Life has been hard lately. Not the kind of ‘LOL, adulting is tough!’ kind of hard, but the kind of hard where it feels like we are struggling to stay afloat.
Most days, it feels like we are managing life instead of living it. Kids, school, homework, practices, work, and folding the never-ending mounds of laundry. It all seems to be an impossible juggling act. Somewhere in the chaos, we sometimes forget about each other.
We used to be intentional about spending time together. We used to have such big ideas and dreams to share. Now, all of our conversations revolve around scheduling and to-do lists.
I can’t fake pillow talk when all I want at the end of the day is to be quiet. I have sung songs to toddlers on a loop, because it’s either that or listen to them yell. I have been screamed at, cried on, and asked 100 questions about absolutely nothing. A tiny person has been touching some part of me every single minute of the day. I have spent the afternoon in survival mode with whiny children, big feelings, and lots of tiny emergencies. I have craved silence. I really want to ask you about work and your day, but I don’t have anything left to give. My brain is mush, and no matter how hard I try, I feel like I am only pretending to listen to you.
I remember us as newlyweds and how obnoxious we used to be. Holding hands anywhere and everywhere, sneaking kisses whenever we had an extra few minutes in the car. I wish I could be that girl for you, but today I just can’t. I’m gross. I’m exhausted. If one more person touches me, I might lose it. I want nothing more than to sit in my invisible bubble where I can have personal space for the first time today.
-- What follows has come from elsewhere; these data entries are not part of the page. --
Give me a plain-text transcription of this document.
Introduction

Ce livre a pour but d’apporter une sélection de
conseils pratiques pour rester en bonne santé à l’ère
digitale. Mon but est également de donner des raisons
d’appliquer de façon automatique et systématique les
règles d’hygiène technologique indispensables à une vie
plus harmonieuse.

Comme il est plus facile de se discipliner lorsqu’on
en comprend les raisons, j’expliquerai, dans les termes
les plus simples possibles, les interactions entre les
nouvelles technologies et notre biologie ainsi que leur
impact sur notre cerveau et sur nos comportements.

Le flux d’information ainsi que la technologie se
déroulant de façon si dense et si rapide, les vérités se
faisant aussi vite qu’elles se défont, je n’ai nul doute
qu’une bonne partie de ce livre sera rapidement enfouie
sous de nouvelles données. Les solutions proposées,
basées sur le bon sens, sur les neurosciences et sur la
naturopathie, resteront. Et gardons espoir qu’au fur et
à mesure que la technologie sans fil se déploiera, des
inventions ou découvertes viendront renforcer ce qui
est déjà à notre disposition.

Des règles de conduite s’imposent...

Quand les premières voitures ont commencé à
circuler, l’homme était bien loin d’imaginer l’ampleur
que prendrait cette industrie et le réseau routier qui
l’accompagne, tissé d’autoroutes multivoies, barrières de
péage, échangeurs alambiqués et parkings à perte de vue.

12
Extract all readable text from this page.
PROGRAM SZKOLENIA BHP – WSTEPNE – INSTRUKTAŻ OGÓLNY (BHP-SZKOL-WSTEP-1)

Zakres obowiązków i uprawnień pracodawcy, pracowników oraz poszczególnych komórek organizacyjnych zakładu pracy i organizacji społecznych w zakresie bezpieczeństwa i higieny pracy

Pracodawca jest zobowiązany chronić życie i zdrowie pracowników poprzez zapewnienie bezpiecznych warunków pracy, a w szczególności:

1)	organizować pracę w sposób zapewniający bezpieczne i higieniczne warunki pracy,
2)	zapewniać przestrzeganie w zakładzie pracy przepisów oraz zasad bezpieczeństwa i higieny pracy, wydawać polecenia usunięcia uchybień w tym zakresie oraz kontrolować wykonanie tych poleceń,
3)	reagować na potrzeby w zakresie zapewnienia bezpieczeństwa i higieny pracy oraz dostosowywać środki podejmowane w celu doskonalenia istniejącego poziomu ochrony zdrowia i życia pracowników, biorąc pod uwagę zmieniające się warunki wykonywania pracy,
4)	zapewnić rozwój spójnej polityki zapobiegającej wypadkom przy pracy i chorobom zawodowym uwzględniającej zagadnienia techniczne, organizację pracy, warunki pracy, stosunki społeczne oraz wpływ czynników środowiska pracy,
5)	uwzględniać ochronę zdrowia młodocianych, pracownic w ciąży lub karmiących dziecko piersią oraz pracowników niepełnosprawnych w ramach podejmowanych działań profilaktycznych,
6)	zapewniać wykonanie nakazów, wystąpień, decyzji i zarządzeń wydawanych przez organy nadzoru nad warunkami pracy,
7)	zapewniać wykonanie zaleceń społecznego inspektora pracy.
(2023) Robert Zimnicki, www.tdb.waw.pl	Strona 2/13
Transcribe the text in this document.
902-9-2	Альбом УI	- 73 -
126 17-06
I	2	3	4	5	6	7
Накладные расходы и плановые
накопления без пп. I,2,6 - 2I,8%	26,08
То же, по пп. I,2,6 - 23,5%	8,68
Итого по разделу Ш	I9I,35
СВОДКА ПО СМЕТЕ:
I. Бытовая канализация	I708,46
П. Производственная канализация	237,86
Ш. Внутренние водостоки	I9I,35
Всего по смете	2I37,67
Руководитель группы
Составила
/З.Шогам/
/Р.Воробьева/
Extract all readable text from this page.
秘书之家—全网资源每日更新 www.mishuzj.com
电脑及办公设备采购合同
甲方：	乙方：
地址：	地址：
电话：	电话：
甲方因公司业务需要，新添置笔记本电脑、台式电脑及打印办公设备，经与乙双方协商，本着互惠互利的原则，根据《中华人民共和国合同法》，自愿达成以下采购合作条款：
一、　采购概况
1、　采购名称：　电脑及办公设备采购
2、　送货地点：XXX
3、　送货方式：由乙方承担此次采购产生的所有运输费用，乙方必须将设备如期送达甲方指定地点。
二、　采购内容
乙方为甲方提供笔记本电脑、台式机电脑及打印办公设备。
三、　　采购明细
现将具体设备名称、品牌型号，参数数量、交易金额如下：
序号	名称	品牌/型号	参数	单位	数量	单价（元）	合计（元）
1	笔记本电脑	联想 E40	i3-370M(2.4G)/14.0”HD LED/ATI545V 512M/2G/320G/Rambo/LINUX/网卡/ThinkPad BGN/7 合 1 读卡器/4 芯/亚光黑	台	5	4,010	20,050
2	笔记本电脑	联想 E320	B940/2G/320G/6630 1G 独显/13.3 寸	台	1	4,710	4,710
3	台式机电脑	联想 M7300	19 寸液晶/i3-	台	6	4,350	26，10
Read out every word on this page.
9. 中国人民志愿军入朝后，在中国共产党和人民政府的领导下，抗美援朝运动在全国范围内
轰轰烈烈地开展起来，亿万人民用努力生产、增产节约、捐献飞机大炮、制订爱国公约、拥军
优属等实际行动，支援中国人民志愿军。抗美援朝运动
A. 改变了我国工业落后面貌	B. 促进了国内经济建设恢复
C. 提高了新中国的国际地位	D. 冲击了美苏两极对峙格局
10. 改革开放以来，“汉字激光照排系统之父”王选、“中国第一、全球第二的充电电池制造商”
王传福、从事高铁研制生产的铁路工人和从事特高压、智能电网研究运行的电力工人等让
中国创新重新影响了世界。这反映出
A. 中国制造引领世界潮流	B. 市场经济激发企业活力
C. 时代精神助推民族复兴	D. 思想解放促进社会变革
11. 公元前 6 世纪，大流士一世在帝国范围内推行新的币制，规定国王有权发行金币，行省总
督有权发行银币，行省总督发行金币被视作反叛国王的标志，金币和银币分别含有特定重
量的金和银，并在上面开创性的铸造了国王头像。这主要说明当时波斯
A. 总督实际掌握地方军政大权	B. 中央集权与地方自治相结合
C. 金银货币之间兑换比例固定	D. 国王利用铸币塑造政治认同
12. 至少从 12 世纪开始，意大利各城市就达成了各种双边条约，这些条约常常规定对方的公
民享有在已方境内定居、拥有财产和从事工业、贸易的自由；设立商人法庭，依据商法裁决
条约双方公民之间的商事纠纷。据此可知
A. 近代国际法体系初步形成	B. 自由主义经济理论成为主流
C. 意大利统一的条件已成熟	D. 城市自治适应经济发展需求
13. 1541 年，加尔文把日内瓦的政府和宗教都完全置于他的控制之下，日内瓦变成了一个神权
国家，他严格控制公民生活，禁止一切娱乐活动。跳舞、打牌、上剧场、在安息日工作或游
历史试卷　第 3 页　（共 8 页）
I don’t want to sound ungrateful. I love our life. I adore our children. But this is the hard part.
The moments of unexplainable love and pride and sheer joy are sprinkled throughout the struggle of keeping up with life. The days are so long. People keep telling us that the years are short, and if is true, let’s hold on to the good stuff and hunker down and let the tough stuff fly by.
We’ve heard of couples whose children grow up and move away. Two people who have been married forever are on their own for the first time in ages, and they suddenly realize that somewhere along the way, they lost each other. Somewhere in the demands of the day to day craziness, they grew apart. They gave all they had to their children, and there was nothing left for themselves. For each other.
Every evening I have intentions of being pleasant and cheerful when you come in from work. I miss having you around. I miss your calming presence, and the way you are fun and silly with our kids. I desperately want to be the wife who welcomes her husband with a clean home and dinner. Usually, I welcome you with a sigh of frustration and a countdown to bedtime. If you are lucky, you have around 10 minutes before I start complaining. Nagging. I hear myself. I hate it, but I also don’t know how to stop.
I wonder if at some point it will seem easier to put in extra hours at work instead of coming home to an exhausted wife who seems to be barely holding it together?
At some point, will you stop trying to have meaningful conversations with me, because they always lead back to a honey-do list?
Will you stop going in for a kiss before bed, because a man can only be rejected so many times?
Will date nights disappear altogether, because it becomes just another chore?
I know that pursuing each other seems hard right now, because we both have so little left to give at the end of the day. But, please keep trying.
Keep scheduling date nights when I complain about childcare. Those evenings where I have on nice clothes and eat a real meal and we have conversations without interruptions — those evenings recharge me. They remind me how well we fit together and why we chose each other for life.
Keep coming home from work excited to see me, even though it’s guaranteed to be messy and hectic. It’s the thing I most look forward to every day. I watch the clock and countdown the hours for you to come home. I never want to stop looking forward to hearing your car pull in.
Please keep telling me I’m gorgeous when my greasy hair is forced into a ponytail and my shirt has smeared oatmeal from a kid’s breakfast. When I roll my eyes at your words because they feel so far from the truth, please don’t take it as a sign to stop. I sure don’t feel pretty, or even presentable, but I need you to know that your words are the only thing I have heard all day that made me feel like a woman, and not just a mom.
Keep holding me a few seconds longer after I let go of your hug. I have so much to do that I forget how good it feels to pause. But, your hug is life-giving. It is the first time someone has focused their attention on me today. I need it.
Life will slow down at some point. The kids will become more and more independent. My biggest fear is, that — somewhere in the middle, we could stop being us. Keep reminding me that we are more than parents. We are partners. We are best friends. Let’s keep choosing each other through it all. Keep reminding me so that I don’t forget how much we have to lose. Keep reminding me so that we don’t wake up one and realize we don’t know each other. I started this journey with you, and I want nothing more than to keep going with you. I want to enjoy you until we are old and grey. We belong to each other, and we still have a lot of years to give.